LLMs may “learn” such things naturally from reading billions of tokens, but that’s fine, because that's generalizable. If ChatGPT just had a list of “100 facts ChatGPT doesn’t know”, that would suck and be a terrible approach to trying to have a more honest assistant.
-------------
[0]: This was the discussion, which was definitely a "roundabout" way of saying it didn't know:
[INS]: Who won the 2023 Stanley Cup?
[\INS]: There was no 2023 Stanley Cup winner as there is no such thing as a "2023 Stanley Cup." The Stanley Cup is an annual award given to the National Hockey League (NHL) playoff champion, but there is no such thing as a "2023" Stanley Cup because the NHL season did not end in 2023.

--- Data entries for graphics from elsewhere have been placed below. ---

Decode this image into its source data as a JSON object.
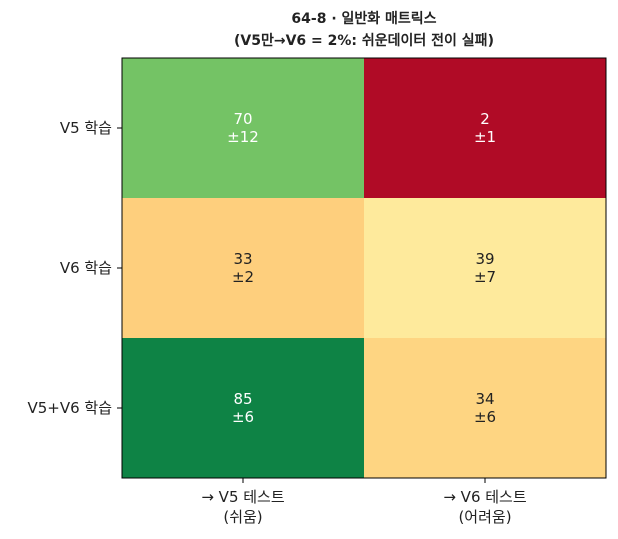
{
  "chart_data": {
    "type": "heatmap",
    "title": "64-8 · 일반화 매트릭스\n(V5만→V6 = 2%: 쉬운데이터 전이 실패)",
    "rows": [
      "V5 학습",
      "V6 학습",
      "V5+V6 학습"
    ],
    "columns": [
      "→ V5 테스트\n(쉬움)",
      "→ V6 테스트\n(어려움)"
    ],
    "values": [
      [
        70,
        2
      ],
      [
        33,
        39
      ],
      [
        85,
        34
      ]
    ],
    "errors": [
      [
        12,
        1
      ],
      [
        2,
        7
      ],
      [
        6,
        6
      ]
    ],
    "error_labels": [
      [
        "±12",
        "±1"
      ],
      [
        "±2",
        "±7"
      ],
      [
        "±6",
        "±6"
      ]
    ],
    "colormap": [
      "#a50026",
      "#d73027",
      "#f46d43",
      "#fdae61",
      "#fee08b",
      "#ffffbf",
      "#d9ef8b",
      "#a6d96a",
      "#66bd63",
      "#1a9850",
      "#006837"
    ],
    "clim": [
      0,
      90
    ]
  }
}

I opened a new conversation and tried this:
[INS]: Who won the 2020 Stanley Cup?
[\INS]: The Tampa Bay Lightning won the 2020 Stanley Cup.
They do, but it's a form of imitation, not actually knowing what they don't know.
Ask an LLM to imitate a confident physicist and it will try, regardless of how much physics it knows.
Or if you tell ChatGPT that it's wrong multiple times, it may learn the pattern and assume it's always wrong, resulting in a downward spiral. (This can happen when using Code Interpreter and it makes several failed attempts to correct a mistake.)
The difficult research problem is training it to have an accurate model of what it knows.
They can say I don't know when they contain the fact that they don't know something. For instance saying "I don't know" could be a response to"What is the meaning of life"
On the other hand if you ask a LLM how to do something about fish maintenance that it does not know how to do, it might produce an answer like "Sure, first take your fish and " at which point all of the options for the next word are all over the place because there isn't the information available to guide the choice. The sentence started as if it knew the answer because there was no information to say that it didn't. By the time the absence of information has an impact, the LLM is already committed to the sentence where it is confidently giving you an answer.
Here, the LLM is still dictating the token probabilities, so the content will be as correct as the LLM can make it, given the constraints. AIUI, the sampler is just choosing tokens on a combination of probability and syntactic correctness, instead of strictly on probability.
If the LLM is forced to provide a numeric temperature for Seattle, and the input doesn’t contain that data, then obviously the LLM will be forced by the sampler to provide a random answer if the sampler will accept nothing else, much like a human who is forced to mark “true”/“false” on an online form, with no option to reject the question and explain that the question isn’t even a true/false question.
I don’t know about this specific implementation, but it seems important to design systems like this to always “accept” (sample for) an error response from the LLM so that it can hopefully reject invalid requests.
But, yes, all the usual caveats about LLMs apply. It can’t provide correct answers to things it doesn’t know. Forcing it to respond with the answer to the life, the universe, and everything is not going to provide a meaningful response. Even things it “knows”, it can still get wrong sometimes.